A cantora de jazz norte-americana Dianne Reeves antecipará - num concerto, na quinta-feira, em Lisboa - as canções do novo álbum, «Beautiful Life», a editar em novembro na Europa.

Um dia depois de completar 57 anos, Dianne Reeves estará no Centro Cultural de Belém, em Lisboa, no âmbito de uma série de concertos pela Europa, acompanhada de um quarteto com quem revisita temas de uma carreira premiada e interpreta repertório novo.

«Beautiful Life», que conta com um conjunto eclético de convidados - entre os quais Gregory Porter e Esperanza Spalding -, é como que um agradecimento «a todas as coisas que uma pessoa vive numa vida inteira», disse em declarações à agência Lusa.

«As pessoas podem interpretar o título como quiserem, mas para mim, fico agradecida pela vida que tive», disse, reconhecendo ser uma otimista, mesmo em tempo de pessimismos.

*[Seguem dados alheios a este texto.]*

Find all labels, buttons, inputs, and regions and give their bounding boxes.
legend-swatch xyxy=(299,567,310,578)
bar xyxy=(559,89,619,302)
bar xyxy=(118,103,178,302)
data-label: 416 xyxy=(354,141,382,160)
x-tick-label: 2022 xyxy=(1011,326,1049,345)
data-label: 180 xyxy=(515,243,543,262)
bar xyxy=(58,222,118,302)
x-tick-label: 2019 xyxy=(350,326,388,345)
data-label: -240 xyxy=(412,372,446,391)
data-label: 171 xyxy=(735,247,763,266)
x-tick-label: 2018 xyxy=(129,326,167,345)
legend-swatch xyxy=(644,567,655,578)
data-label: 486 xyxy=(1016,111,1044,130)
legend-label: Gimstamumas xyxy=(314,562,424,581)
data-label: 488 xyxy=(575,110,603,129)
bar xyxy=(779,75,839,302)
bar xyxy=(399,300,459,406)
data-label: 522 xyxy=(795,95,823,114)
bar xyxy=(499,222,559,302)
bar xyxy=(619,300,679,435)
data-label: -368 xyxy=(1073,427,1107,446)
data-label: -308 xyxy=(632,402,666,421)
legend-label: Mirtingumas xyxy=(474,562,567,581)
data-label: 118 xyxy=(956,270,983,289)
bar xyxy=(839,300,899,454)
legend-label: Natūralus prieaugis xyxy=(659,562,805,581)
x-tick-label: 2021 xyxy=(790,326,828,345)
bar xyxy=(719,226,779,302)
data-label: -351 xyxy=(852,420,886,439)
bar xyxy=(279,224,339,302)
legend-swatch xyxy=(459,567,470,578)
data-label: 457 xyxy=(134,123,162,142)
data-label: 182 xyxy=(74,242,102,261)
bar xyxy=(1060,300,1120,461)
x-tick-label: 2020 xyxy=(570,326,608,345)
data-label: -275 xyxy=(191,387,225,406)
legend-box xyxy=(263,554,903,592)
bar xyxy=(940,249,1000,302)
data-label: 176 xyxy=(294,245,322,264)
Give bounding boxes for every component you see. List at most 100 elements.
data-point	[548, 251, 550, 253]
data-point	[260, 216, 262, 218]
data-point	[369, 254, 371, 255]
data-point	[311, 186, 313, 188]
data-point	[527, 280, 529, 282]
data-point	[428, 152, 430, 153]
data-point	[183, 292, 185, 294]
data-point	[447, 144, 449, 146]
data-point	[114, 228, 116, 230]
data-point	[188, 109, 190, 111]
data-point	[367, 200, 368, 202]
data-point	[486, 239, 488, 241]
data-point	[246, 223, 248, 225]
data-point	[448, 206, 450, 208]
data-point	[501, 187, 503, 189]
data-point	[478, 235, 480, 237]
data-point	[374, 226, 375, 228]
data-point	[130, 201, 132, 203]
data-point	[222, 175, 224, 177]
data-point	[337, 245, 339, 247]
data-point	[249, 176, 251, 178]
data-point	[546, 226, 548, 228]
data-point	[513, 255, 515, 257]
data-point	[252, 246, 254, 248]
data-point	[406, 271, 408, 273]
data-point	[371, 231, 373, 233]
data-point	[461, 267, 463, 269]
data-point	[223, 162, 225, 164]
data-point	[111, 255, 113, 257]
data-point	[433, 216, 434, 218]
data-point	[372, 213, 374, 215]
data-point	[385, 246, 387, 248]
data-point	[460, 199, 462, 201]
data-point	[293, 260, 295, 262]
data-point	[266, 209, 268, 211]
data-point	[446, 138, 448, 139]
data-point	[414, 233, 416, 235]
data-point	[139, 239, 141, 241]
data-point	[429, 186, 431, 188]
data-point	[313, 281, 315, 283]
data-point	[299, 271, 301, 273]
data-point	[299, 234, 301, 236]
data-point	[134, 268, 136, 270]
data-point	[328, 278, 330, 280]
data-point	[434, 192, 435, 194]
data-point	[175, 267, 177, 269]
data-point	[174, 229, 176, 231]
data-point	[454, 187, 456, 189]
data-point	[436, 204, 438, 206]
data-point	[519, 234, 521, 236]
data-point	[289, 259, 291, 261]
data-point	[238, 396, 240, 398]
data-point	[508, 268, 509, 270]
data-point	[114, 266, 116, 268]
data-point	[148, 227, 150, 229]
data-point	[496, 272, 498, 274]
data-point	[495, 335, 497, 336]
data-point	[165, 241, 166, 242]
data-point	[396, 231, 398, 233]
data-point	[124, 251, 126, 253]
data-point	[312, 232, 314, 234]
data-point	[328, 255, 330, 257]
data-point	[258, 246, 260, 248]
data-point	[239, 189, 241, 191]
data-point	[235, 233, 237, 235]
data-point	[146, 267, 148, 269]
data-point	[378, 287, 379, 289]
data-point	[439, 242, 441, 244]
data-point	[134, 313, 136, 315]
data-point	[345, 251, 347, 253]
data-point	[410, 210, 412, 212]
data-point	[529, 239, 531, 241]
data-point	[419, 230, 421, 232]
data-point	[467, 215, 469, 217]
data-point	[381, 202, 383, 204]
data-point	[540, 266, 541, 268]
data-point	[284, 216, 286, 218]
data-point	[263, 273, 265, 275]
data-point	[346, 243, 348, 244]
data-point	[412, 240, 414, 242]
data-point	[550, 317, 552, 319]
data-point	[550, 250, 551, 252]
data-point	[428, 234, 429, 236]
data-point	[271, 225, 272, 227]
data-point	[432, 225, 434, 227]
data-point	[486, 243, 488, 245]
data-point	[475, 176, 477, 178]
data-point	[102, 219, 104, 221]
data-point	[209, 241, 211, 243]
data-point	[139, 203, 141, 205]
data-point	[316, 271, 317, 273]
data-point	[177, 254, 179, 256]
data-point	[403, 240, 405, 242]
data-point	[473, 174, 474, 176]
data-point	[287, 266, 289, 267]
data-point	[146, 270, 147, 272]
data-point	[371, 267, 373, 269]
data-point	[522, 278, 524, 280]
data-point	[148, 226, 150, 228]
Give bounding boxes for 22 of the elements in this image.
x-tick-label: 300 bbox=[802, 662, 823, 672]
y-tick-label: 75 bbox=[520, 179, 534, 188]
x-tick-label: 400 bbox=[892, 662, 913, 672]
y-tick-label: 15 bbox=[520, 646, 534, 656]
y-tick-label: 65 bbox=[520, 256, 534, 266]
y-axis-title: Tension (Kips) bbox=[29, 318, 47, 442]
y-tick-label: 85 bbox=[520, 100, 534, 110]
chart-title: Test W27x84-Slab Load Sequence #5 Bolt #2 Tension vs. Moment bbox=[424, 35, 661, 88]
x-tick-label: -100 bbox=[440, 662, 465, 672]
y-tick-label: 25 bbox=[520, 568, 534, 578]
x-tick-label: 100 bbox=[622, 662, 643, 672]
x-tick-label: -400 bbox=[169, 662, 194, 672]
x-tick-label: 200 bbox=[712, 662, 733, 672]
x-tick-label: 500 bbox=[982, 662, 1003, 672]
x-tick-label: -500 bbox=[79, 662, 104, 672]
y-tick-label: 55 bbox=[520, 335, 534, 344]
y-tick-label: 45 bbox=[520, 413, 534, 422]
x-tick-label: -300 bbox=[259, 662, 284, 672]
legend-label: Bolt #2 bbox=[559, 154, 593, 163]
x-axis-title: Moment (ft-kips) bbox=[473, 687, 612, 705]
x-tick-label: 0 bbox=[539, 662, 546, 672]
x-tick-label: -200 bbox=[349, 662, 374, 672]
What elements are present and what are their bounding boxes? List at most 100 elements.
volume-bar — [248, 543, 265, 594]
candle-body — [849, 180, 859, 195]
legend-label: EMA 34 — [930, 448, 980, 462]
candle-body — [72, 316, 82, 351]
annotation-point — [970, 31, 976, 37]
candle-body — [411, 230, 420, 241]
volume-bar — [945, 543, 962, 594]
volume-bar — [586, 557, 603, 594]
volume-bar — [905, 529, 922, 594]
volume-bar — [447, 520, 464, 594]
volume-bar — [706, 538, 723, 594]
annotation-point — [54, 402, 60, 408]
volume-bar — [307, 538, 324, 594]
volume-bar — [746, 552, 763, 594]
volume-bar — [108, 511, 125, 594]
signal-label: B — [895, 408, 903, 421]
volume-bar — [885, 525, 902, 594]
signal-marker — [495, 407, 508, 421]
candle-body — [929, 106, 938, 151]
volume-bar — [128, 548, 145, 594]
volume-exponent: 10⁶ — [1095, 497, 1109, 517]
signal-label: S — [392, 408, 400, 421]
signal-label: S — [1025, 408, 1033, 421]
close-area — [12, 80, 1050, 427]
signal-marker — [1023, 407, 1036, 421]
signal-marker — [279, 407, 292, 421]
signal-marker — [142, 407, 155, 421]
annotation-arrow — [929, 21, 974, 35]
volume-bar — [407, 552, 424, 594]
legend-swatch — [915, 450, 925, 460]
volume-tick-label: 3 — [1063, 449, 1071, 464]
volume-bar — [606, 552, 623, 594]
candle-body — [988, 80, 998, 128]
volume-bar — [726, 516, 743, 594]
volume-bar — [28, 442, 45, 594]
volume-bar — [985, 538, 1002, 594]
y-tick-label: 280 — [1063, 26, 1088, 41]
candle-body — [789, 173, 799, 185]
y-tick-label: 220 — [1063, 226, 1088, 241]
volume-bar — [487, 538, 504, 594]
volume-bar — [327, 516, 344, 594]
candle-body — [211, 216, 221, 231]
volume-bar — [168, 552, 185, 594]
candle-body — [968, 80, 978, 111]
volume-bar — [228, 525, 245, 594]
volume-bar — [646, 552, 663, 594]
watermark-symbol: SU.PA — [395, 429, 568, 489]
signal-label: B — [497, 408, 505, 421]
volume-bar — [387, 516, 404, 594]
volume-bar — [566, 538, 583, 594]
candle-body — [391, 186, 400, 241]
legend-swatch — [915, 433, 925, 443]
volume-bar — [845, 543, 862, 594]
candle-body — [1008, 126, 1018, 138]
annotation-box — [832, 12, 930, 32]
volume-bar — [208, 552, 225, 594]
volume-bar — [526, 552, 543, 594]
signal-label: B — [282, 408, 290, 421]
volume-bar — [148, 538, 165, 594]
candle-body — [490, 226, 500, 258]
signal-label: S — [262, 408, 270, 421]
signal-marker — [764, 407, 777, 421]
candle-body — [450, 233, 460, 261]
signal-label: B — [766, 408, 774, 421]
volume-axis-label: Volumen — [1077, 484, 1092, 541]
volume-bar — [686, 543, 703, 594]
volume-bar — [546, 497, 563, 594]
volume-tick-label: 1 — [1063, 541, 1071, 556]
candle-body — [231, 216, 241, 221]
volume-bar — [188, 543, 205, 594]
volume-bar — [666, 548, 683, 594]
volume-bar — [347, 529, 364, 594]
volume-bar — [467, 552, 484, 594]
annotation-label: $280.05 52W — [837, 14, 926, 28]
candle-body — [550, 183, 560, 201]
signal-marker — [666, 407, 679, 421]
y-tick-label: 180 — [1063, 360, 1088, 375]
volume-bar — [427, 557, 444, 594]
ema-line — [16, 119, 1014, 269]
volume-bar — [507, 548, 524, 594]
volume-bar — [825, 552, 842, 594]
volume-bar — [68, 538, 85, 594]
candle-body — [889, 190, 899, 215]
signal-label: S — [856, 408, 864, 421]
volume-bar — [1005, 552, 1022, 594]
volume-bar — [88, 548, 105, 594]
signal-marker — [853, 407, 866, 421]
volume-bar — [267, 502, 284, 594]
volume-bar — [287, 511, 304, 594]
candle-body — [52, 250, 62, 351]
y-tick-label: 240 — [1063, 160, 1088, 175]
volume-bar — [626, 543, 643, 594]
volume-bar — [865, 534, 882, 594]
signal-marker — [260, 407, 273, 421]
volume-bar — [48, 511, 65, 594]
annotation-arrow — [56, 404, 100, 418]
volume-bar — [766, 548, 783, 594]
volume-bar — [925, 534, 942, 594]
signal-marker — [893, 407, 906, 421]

«É verdade, também estamos todos (norte-americanos) a viver um período de crise, mas a verdade é que para conseguirmos ultrapassar e mudar alguma coisa, primeiro temos que mudar a nossa mente», opinou.

Nascida em Detroit, a cidade que este ano declarou falência, Dianne Reeves conviveu desde sempre com o jazz, por influência familiar, e teve em Sarah Vaughan uma das referências vocais, mas estendeu o seu interesse musical também às sonoridades da América Latina, à música brasileira e ao R&B.

É das poucas artistas que se pode gabar de ter conquistado três prémios Grammy consecutivos, sobretudo pela técnica e interpretações vocais, embora também assine a autoria de alguns dos temas que grava.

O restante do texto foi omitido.